Jack's grin goes absolutely feral. "Oh, I can give you dirt. Though unfortunately most of Alex's dirt is also incriminating to me, so it's a delicate situation. A lot of mutually assured destruction."

"Jack and I used to get into a little bit of trouble," I say quickly, hoping to control the narrative before Jack gets to the really good stuff. The stuff that makes me look like an idiot.

Lark snorts. "A little bit? You two are the reason Dark River's sheriff knows the Midnight family by first name."

"Are we talking skipping class kind of trouble?" Isabelle asks, looking between the three of us with growing interest. "Or something more creative?"

Jack tilts his hand back and forth in a so-so gesture. "Middle ground. A few fights, some light trespassing, one memorable incident involving the town's water tower and spray paint. Then of course there was the car incident."
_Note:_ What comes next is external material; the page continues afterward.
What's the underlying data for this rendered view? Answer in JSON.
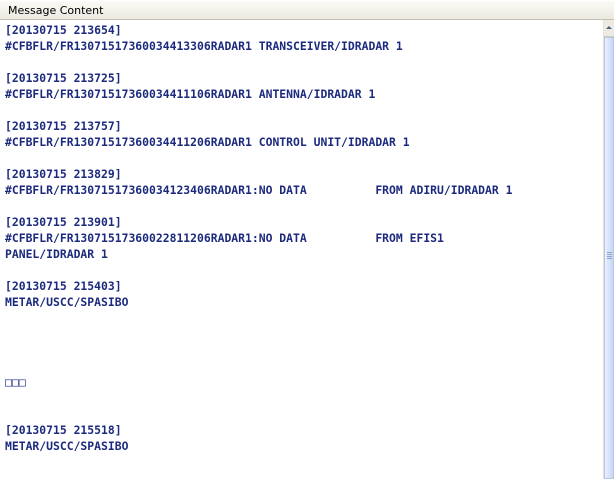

"That was all you," I say.

"It was a collaborative effort and you know it." Jack turns to Isabelle with an earnest expression. "We stole this car."

"Jack, you—"

"Okay, fine, I stole a car," he says, cutting me off without missing a beat.

"It was actually the second car I stole, which sounds worse than it is.

But this one belonged to a bully at our school, so we were really more like vigilantes than criminals.

Robin Hood but with grand theft auto. No harm to any innocent citizens, though plenty to ourselves. "

"He's now referring to the time he broke my collarbone in a dirt bike incident," I say.

Jack waves a hand dismissively. "That was an accident. I just wanted to see how fast we could go down Spruce's hill. How was I supposed to know there'd be a fence at the bottom?"

Isabelle is laughing now, her whole face lighting up. "Wow. Alex has been holding out on me. This whole time I thought he was mildly insane but fundamentally responsible."

"The responsible one is Theo," Jack and I say at exactly the same time, which makes Lark shake her head and Isabelle laugh harder.

"Dominic is a close second," I add, popping the trunk of the SUV. "Calvin third. And then waaaay down at the bottom is Jack and me. But I'm slightly above Jack on the responsibility scale."

"Debatable," Jack says.

"Not debatable at all," I say, and wink at Isabelle.

I notice a woman about Isabelle's age walking toward us, beaming, with a sticker-covered duffel bag over one shoulder and the kind of outfit that looks like she raided a vintage shop.

She's wearing bright yellow pants, a cropped band t-shirt, and at least seven necklaces layered at different lengths.

Lark catches my gaze and turns to wave her over.